OAuth is the only MCP-native auth protocol that is defined in the specification. Vendors release new MCPs that are SSE-only and thus cannot be configured via an API key. And, using OAuth is more secure than the API key that has to be stored plaintext in the mcp.json config.
So, we’re losing this competition so far.
How it looks like in Claude: https://youtu.be/w-w37LWNcIk?t=88
So please, please, prioritize this auth approach support.
@nhalstead we’re working on Streamable HTTP servers with OAuth 2.0 DCR and we’re having issues with Cursor’s OAuth dynamic client registrations.

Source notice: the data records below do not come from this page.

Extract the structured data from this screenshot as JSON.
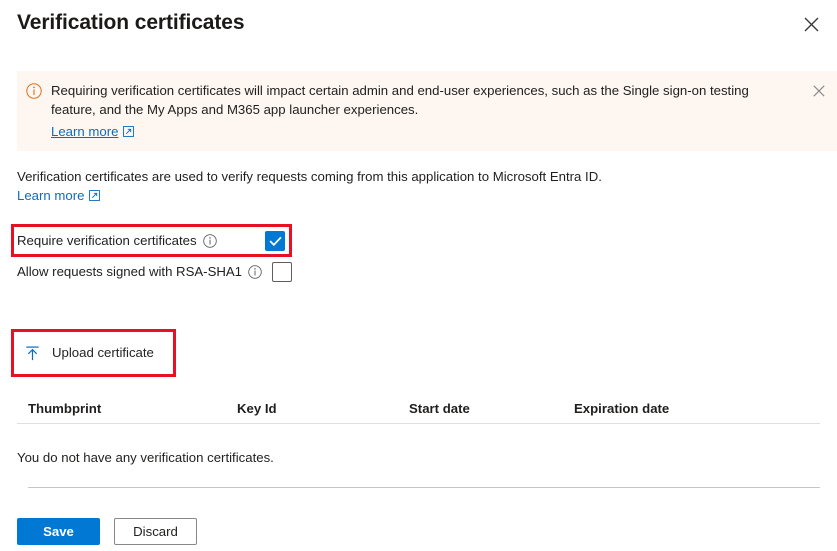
{
  "header": {
    "title": "Verification certificates",
    "close_icon": "close-icon"
  },
  "banner": {
    "icon": "info-circle-icon",
    "text": "Requiring verification certificates will impact certain admin and end-user experiences, such as the Single sign-on testing feature, and the My Apps and M365 app launcher experiences.",
    "link_label": "Learn more",
    "link_icon": "external-link-icon",
    "close_icon": "close-icon",
    "background_color": "#fdf6f1",
    "icon_color": "#d8741a"
  },
  "description": {
    "text": "Verification certificates are used to verify requests coming from this application to Microsoft Entra ID.",
    "link_label": "Learn more",
    "link_icon": "external-link-icon"
  },
  "options": [
    {
      "label": "Require verification certificates",
      "info_icon": "info-circle-icon",
      "checked": true,
      "checkbox_color": "#0078d4"
    },
    {
      "label": "Allow requests signed with RSA-SHA1",
      "info_icon": "info-circle-icon",
      "checked": false,
      "checkbox_color": "#ffffff"
    }
  ],
  "upload": {
    "label": "Upload certificate",
    "icon": "upload-arrow-icon",
    "icon_color": "#0f6cbd"
  },
  "table": {
    "columns": [
      "Thumbprint",
      "Key Id",
      "Start date",
      "Expiration date"
    ],
    "rows": [],
    "empty_message": "You do not have any verification certificates."
  },
  "footer": {
    "save_label": "Save",
    "discard_label": "Discard",
    "primary_color": "#0078d4"
  },
  "annotations": {
    "color": "#e81123",
    "boxes": [
      "require-verification-certificates-row",
      "upload-certificate-button"
    ]
  }
}
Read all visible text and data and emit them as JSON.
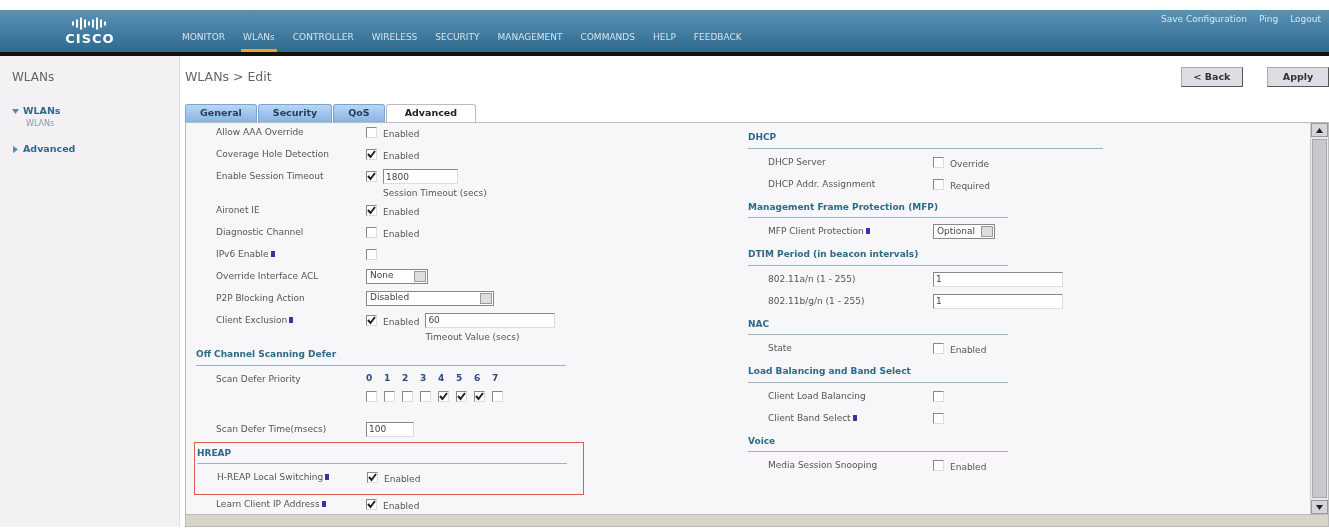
{
  "header": {
    "logo": "CISCO",
    "menu": [
      {
        "label": "MONITOR",
        "selected": false
      },
      {
        "label": "WLANs",
        "selected": true
      },
      {
        "label": "CONTROLLER",
        "selected": false
      },
      {
        "label": "WIRELESS",
        "selected": false
      },
      {
        "label": "SECURITY",
        "selected": false
      },
      {
        "label": "MANAGEMENT",
        "selected": false
      },
      {
        "label": "COMMANDS",
        "selected": false
      },
      {
        "label": "HELP",
        "selected": false
      },
      {
        "label": "FEEDBACK",
        "selected": false
      }
    ],
    "links": [
      "Save Configuration",
      "Ping",
      "Logout"
    ]
  },
  "sidebar": {
    "title": "WLANs",
    "items": [
      {
        "label": "WLANs",
        "expanded": true,
        "children": [
          {
            "label": "WLANs"
          }
        ]
      },
      {
        "label": "Advanced",
        "expanded": false
      }
    ]
  },
  "page_title": "WLANs > Edit",
  "buttons": [
    "< Back",
    "Apply"
  ],
  "tabs": [
    {
      "label": "General",
      "selected": false
    },
    {
      "label": "Security",
      "selected": false
    },
    {
      "label": "QoS",
      "selected": false
    },
    {
      "label": "Advanced",
      "selected": true
    }
  ],
  "left_sections": [
    {
      "rows": [
        {
          "kind": "checkbox",
          "label": "Allow AAA Override",
          "note": false,
          "checked": false,
          "option": "Enabled"
        },
        {
          "kind": "checkbox",
          "label": "Coverage Hole Detection",
          "note": false,
          "checked": true,
          "option": "Enabled"
        },
        {
          "kind": "checkinput",
          "label": "Enable Session Timeout",
          "note": false,
          "checked": true,
          "value": "1800",
          "caption": "Session Timeout (secs)"
        },
        {
          "kind": "checkbox",
          "label": "Aironet IE",
          "note": false,
          "checked": true,
          "option": "Enabled"
        },
        {
          "kind": "checkbox",
          "label": "Diagnostic Channel",
          "note": false,
          "checked": false,
          "option": "Enabled"
        },
        {
          "kind": "checkbox",
          "label": "IPv6 Enable",
          "note": true,
          "checked": false
        },
        {
          "kind": "select",
          "label": "Override Interface ACL",
          "note": false,
          "value": "None",
          "wide": false
        },
        {
          "kind": "select",
          "label": "P2P Blocking Action",
          "note": false,
          "value": "Disabled",
          "wide": true
        },
        {
          "kind": "checkinput",
          "label": "Client Exclusion",
          "note": true,
          "checked": true,
          "option": "Enabled",
          "value": "60",
          "caption": "Timeout Value (secs)"
        }
      ]
    },
    {
      "heading": "Off Channel Scanning Defer",
      "rows": [
        {
          "kind": "priority",
          "label": "Scan Defer Priority",
          "note": false,
          "options": [
            {
              "label": "0",
              "checked": false
            },
            {
              "label": "1",
              "checked": false
            },
            {
              "label": "2",
              "checked": false
            },
            {
              "label": "3",
              "checked": false
            },
            {
              "label": "4",
              "checked": true
            },
            {
              "label": "5",
              "checked": true
            },
            {
              "label": "6",
              "checked": true
            },
            {
              "label": "7",
              "checked": false
            }
          ]
        },
        {
          "kind": "input",
          "label": "Scan Defer Time(msecs)",
          "note": false,
          "value": "100"
        }
      ]
    },
    {
      "heading": "HREAP",
      "highlighted": true,
      "rows": [
        {
          "kind": "checkbox",
          "label": "H-REAP Local Switching",
          "note": true,
          "checked": true,
          "option": "Enabled"
        }
      ]
    },
    {
      "rows": [
        {
          "kind": "checkbox",
          "label": "Learn Client IP Address",
          "note": true,
          "checked": true,
          "option": "Enabled"
        }
      ]
    }
  ],
  "right_sections": [
    {
      "heading": "DHCP",
      "rows": [
        {
          "kind": "checkbox",
          "label": "DHCP Server",
          "note": false,
          "checked": false,
          "option": "Override"
        },
        {
          "kind": "checkbox",
          "label": "DHCP Addr. Assignment",
          "note": false,
          "checked": false,
          "option": "Required"
        }
      ]
    },
    {
      "heading": "Management Frame Protection (MFP)",
      "rows": [
        {
          "kind": "select",
          "label": "MFP Client Protection",
          "note": true,
          "value": "Optional",
          "wide": false
        }
      ]
    },
    {
      "heading": "DTIM Period (in beacon intervals)",
      "rows": [
        {
          "kind": "input",
          "label": "802.11a/n (1 - 255)",
          "note": false,
          "value": "1"
        },
        {
          "kind": "input",
          "label": "802.11b/g/n (1 - 255)",
          "note": false,
          "value": "1"
        }
      ]
    },
    {
      "heading": "NAC",
      "rows": [
        {
          "kind": "checkbox",
          "label": "State",
          "note": false,
          "checked": false,
          "option": "Enabled"
        }
      ]
    },
    {
      "heading": "Load Balancing and Band Select",
      "rows": [
        {
          "kind": "checkbox",
          "label": "Client Load Balancing",
          "note": false,
          "checked": false
        },
        {
          "kind": "checkbox",
          "label": "Client Band Select",
          "note": true,
          "checked": false
        }
      ]
    },
    {
      "heading": "Voice",
      "rows": [
        {
          "kind": "checkbox",
          "label": "Media Session Snooping",
          "note": false,
          "checked": false,
          "option": "Enabled"
        }
      ]
    }
  ]
}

It seems to be using redirect URIs with a private (native app) URI scheme that doesn’t follow RFC 7595, Section 3.8 recommendations: RFC 7595 - Guidelines and Registration Procedures for URI Schemes.
Some OIDC-compliant Authorization Servers strictly validate the URI scheme for native apps and expect it to use the domain name, expressed in reverse order, for security reasons (avoiding collisions and providing identification on the scheme owner), which doesn’t seem to be the case for Cursor.
Is there any reason why Cursor isn’t following the IETF recommendation. Are there any provisions in place to support this moving forward? We just want to know this to plan accordingly on patching our Authorization Server implementation to relax this security setting and allow for any URI scheme string (or at least add the one Cursor uses to a sort of allow list).